The first two tracks showcase this new style the best. “Blow The Horns” allows two of the Soul Rebels, trumpeter Julian Gosin and trombonist Corey “Passport P” Peyton, to flex their MC skills around thumping bass drops, skitter drums and guest Sean Carey’s singing. It is a booming track and one of the bands best ever, before they top themselves on the very next song. “Greatness” fuses together their slinky horn blasts, a mega groove, huge drums and killer verses from New Orleans MCs Dee-1 and Alfred Banks to go along with Gosin and Peyton.   
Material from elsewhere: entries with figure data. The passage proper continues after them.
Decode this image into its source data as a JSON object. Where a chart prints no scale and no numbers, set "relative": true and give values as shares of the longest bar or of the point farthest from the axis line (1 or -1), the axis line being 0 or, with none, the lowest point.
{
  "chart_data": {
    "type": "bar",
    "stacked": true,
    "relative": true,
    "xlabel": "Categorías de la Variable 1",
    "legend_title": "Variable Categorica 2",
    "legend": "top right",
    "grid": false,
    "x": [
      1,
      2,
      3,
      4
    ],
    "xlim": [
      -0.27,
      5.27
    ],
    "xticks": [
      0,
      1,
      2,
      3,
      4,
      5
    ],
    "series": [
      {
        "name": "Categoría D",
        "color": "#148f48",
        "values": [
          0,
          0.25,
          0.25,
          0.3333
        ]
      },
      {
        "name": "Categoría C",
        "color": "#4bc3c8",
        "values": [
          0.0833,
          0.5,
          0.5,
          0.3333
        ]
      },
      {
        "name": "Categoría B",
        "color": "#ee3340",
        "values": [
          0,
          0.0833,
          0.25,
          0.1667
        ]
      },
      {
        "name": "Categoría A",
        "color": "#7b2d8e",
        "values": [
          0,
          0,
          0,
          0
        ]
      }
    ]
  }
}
The bands hometown gets yet another excellent shout out party song as “Down for My City” finds everyone showing up to help out, some are obvious (Trombone Shorty, Kermit Ruffins, DJ Jubilee, Cheeky Blakk) and some not (Emeril Lagasse), yet all contribute before a New Orleans City Wide Youth Choir chorus sing-along. Trombone Shorty pops back up to add his sound to the gorgeous instrumental “Sabor Latino” which spices in New Orleans Cuban flavors before the Caribbean and Reggae sounds filter through “It’s Up To You” featuring Kes and Kayla Jasmine.   

“Good Time” keeps New Orleans the focus as Big Freedia closes out the track while “Rebellious Destroyer” is a sonic excursion that includes Branford Marsalis and spotlights a twinkling harp break from Brandee Younger.  Less successful is the spiritual pairing of Matisyahu with the band for “Count Your Blessings” and the get down jam “Slide Back” with PJ Morton yet the other time the band gets sexy on record, the closing “Blush”, Robert Glasper, Tarriona “Tank” Ball and Fabriq manage to set a sultry tone. 

The band is best in party mode however and a song like “Real Life” is right in their sweet spot as Carey again helps out Gosin and Peyton on vocals as the band simply pumps up the jam behind them with added bass and piano. Poetry in Motion expands the band’s sounds while managing to stay true to their roots, The Soul Rebels newest is also their strongest full-length studio release.